O juiz escreveu haver “indício de vazamento da operação policial e possível interferência ilícita por parte do Presidente da República Jair Messias Bolsonaro nas investigações”.
Mas Lindôra, braço direito de Augusto Aras na PGR, não viu necessidade de apurar o caso. “Ante o exposto, o Ministério Público Federal requer seja negado seguimento ao último pedido incidental deduzido nos autos pelo Senador da República Randolph Frederich Rodrigues Alves, com o consequente desentranhamento deste inquérito, sob os fundamentos de falta de legitimidade ad causam e pelos fatos representados já serem objeto do anterior Inquérito nº 4.896/DF”, disse Lindôra.
ENGAVETADOR
Não há nada de compreensível nessa postura da PGR (Procuradoria-Geral da República), sob a gestão Augusto Aras, que se manifestou contra pedido para que Jair Bolsonaro (PL) seja investigado por interferência na Polícia Federal, no âmbito das apurações do escândalo no MEC (Ministério da Educação), que envolvem pastores evangélicos e vultosos recursos do FNDE (Fundo Nacional de Desenvolvimento da Educação).
A não ser a conivência com os crimes do Planalto e o comportamento de passar o pano para o atual chefe do Executivo.

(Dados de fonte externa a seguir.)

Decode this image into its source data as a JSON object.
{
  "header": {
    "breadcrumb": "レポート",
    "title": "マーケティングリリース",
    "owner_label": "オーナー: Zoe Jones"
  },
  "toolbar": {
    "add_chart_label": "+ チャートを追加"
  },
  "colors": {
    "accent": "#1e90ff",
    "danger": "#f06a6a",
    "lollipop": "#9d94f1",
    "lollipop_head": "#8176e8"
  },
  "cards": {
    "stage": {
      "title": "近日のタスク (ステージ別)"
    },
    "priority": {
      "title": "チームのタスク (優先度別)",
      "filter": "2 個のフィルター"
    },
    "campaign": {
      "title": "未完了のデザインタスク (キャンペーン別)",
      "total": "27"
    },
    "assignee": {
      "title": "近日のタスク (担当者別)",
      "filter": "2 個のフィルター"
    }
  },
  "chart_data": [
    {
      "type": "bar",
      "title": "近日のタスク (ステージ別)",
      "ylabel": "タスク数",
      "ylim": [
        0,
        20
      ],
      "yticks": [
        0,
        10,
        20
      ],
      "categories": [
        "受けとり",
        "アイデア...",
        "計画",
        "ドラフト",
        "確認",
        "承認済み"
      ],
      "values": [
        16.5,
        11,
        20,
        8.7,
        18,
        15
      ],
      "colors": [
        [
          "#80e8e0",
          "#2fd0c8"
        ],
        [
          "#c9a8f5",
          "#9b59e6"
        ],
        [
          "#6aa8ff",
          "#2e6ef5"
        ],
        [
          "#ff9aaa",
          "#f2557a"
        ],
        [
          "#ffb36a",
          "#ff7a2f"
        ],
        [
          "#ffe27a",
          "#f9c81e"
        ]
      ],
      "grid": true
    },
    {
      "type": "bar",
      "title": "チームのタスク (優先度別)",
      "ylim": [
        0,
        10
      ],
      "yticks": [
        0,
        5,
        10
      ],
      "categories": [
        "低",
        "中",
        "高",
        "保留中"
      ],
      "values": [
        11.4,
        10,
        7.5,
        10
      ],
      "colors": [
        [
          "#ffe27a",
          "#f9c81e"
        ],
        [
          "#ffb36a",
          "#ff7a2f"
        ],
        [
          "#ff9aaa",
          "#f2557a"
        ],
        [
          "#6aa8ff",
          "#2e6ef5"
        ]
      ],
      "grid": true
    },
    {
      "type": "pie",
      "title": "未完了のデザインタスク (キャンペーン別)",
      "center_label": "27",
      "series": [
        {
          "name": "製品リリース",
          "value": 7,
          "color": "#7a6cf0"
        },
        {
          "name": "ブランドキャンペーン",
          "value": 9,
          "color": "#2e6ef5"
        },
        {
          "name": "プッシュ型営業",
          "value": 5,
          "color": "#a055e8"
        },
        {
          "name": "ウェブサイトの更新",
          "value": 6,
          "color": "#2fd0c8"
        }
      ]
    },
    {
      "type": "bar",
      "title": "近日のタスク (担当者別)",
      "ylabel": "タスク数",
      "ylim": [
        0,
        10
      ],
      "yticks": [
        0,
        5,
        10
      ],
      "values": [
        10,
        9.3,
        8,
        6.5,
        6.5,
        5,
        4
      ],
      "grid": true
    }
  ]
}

Não é a primeira vez que a PGR tenta blindar Bolsonaro ante denúncias.
A PGR pediu para arquivar e não ofereceu nenhuma denúncia diante dos crimes do atual ocupante do Planalto apontados pela CPI da Covid-19. Segundo relatório da CPI, Bolsonaro foi indiciado em 9 crimes: prevaricação; charlatanismo; epidemia com resultado morte; infração a medidas sanitárias preventivas; emprego irregular de verba pública; incitação ao crime; falsificação de documentos particulares; crime de responsabilidade e crimes contra a humanidade.

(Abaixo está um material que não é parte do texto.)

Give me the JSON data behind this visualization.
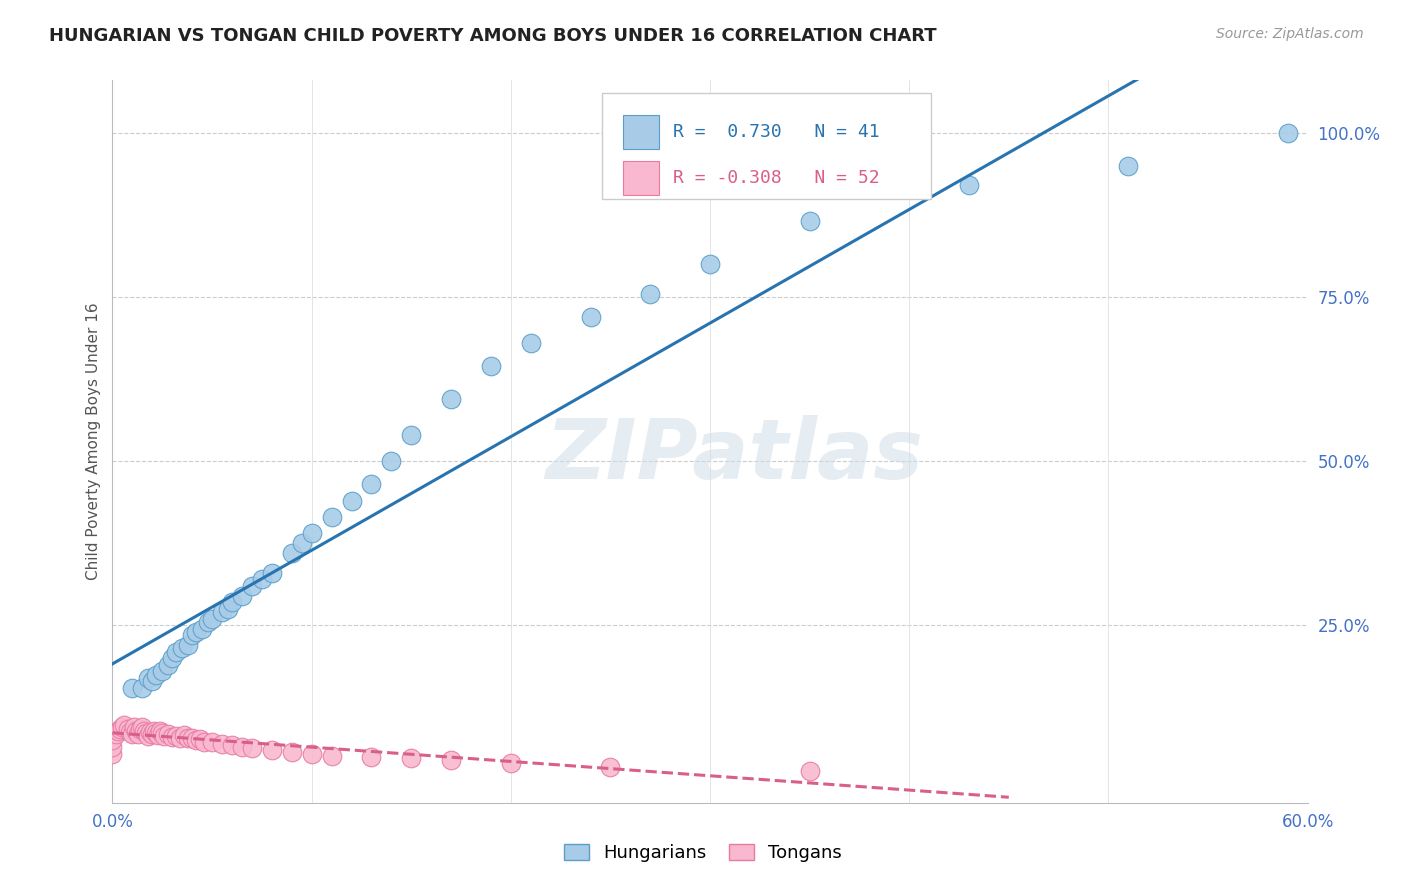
{
  "title": "HUNGARIAN VS TONGAN CHILD POVERTY AMONG BOYS UNDER 16 CORRELATION CHART",
  "source": "Source: ZipAtlas.com",
  "ylabel": "Child Poverty Among Boys Under 16",
  "xlim": [
    0.0,
    0.6
  ],
  "ylim": [
    -0.02,
    1.08
  ],
  "hungarian_R": 0.73,
  "hungarian_N": 41,
  "tongan_R": -0.308,
  "tongan_N": 52,
  "blue_color": "#a8cce8",
  "blue_edge_color": "#5b9ec9",
  "blue_line_color": "#2874b0",
  "pink_color": "#f9b8cf",
  "pink_edge_color": "#e87aa3",
  "pink_line_color": "#d95f8a",
  "background_color": "#ffffff",
  "watermark": "ZIPatlas",
  "legend_blue_label": "Hungarians",
  "legend_pink_label": "Tongans",
  "hungarian_x": [
    0.01,
    0.015,
    0.018,
    0.02,
    0.022,
    0.025,
    0.028,
    0.03,
    0.032,
    0.035,
    0.038,
    0.04,
    0.042,
    0.045,
    0.048,
    0.05,
    0.055,
    0.058,
    0.06,
    0.065,
    0.07,
    0.075,
    0.08,
    0.09,
    0.095,
    0.1,
    0.11,
    0.12,
    0.13,
    0.14,
    0.15,
    0.17,
    0.19,
    0.21,
    0.24,
    0.27,
    0.3,
    0.35,
    0.43,
    0.51,
    0.59
  ],
  "hungarian_y": [
    0.155,
    0.155,
    0.17,
    0.165,
    0.175,
    0.18,
    0.19,
    0.2,
    0.21,
    0.215,
    0.22,
    0.235,
    0.24,
    0.245,
    0.255,
    0.26,
    0.27,
    0.275,
    0.285,
    0.295,
    0.31,
    0.32,
    0.33,
    0.36,
    0.375,
    0.39,
    0.415,
    0.44,
    0.465,
    0.5,
    0.54,
    0.595,
    0.645,
    0.68,
    0.72,
    0.755,
    0.8,
    0.865,
    0.92,
    0.95,
    1.0
  ],
  "tongan_x": [
    0.0,
    0.0,
    0.0,
    0.002,
    0.003,
    0.004,
    0.005,
    0.006,
    0.008,
    0.009,
    0.01,
    0.011,
    0.012,
    0.013,
    0.014,
    0.015,
    0.016,
    0.017,
    0.018,
    0.019,
    0.02,
    0.021,
    0.022,
    0.023,
    0.024,
    0.025,
    0.026,
    0.028,
    0.03,
    0.032,
    0.034,
    0.036,
    0.038,
    0.04,
    0.042,
    0.044,
    0.046,
    0.05,
    0.055,
    0.06,
    0.065,
    0.07,
    0.08,
    0.09,
    0.1,
    0.11,
    0.13,
    0.15,
    0.17,
    0.2,
    0.25,
    0.35
  ],
  "tongan_y": [
    0.055,
    0.065,
    0.075,
    0.085,
    0.09,
    0.092,
    0.095,
    0.098,
    0.092,
    0.088,
    0.085,
    0.095,
    0.09,
    0.085,
    0.092,
    0.095,
    0.09,
    0.086,
    0.082,
    0.088,
    0.085,
    0.09,
    0.087,
    0.083,
    0.089,
    0.086,
    0.082,
    0.085,
    0.08,
    0.082,
    0.078,
    0.083,
    0.079,
    0.078,
    0.075,
    0.077,
    0.073,
    0.072,
    0.07,
    0.068,
    0.065,
    0.063,
    0.06,
    0.058,
    0.055,
    0.052,
    0.05,
    0.048,
    0.045,
    0.04,
    0.035,
    0.028
  ]
}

O PGR, com essa postura, certamente vai entrar para a história como entrou Geraldo Brindeiro, PGR de Fernando Henrique Cardoso, que ficou conhecido com a alcunha jocosa de “engavetador-geral da República”.
Em junho, o ex-ministro da Educação, Milton Ribeiro, e os pastores Gilmar Santos e Arilton Moura, próximos a Bolsonaro, foram presos pela PF sob acusações de que teriam participado de esquema de corrupção no MEC, com recursos do FNDE para prefeituras.
De acordo com as denúncias, Ribeiro seria o responsável por articular, com os pastores evangélicos, a liberação de recursos da pasta, por meio do FNDE, às prefeituras de todo o país, com o pagamento de propina.
DECISÃO DO TRF-1
O ministro, no entanto, foi liberado da prisão 1 dia depois, por meio de decisão do TRF-1 (Tribunal Regional Federal da 1ª Região). Os pastores também foram soltos.
À época, interceptação telefônica feita pela PF dias antes da prisão, apontou que Bolsonaro usou informações privilegiadas para atrapalhar as investigações.
Como relatado pela imprensa, o mandatário teria avisado ao ex-ministro Milton Ribeiro que ele poderia ser alvo de busca e apreensão, como de fato foi.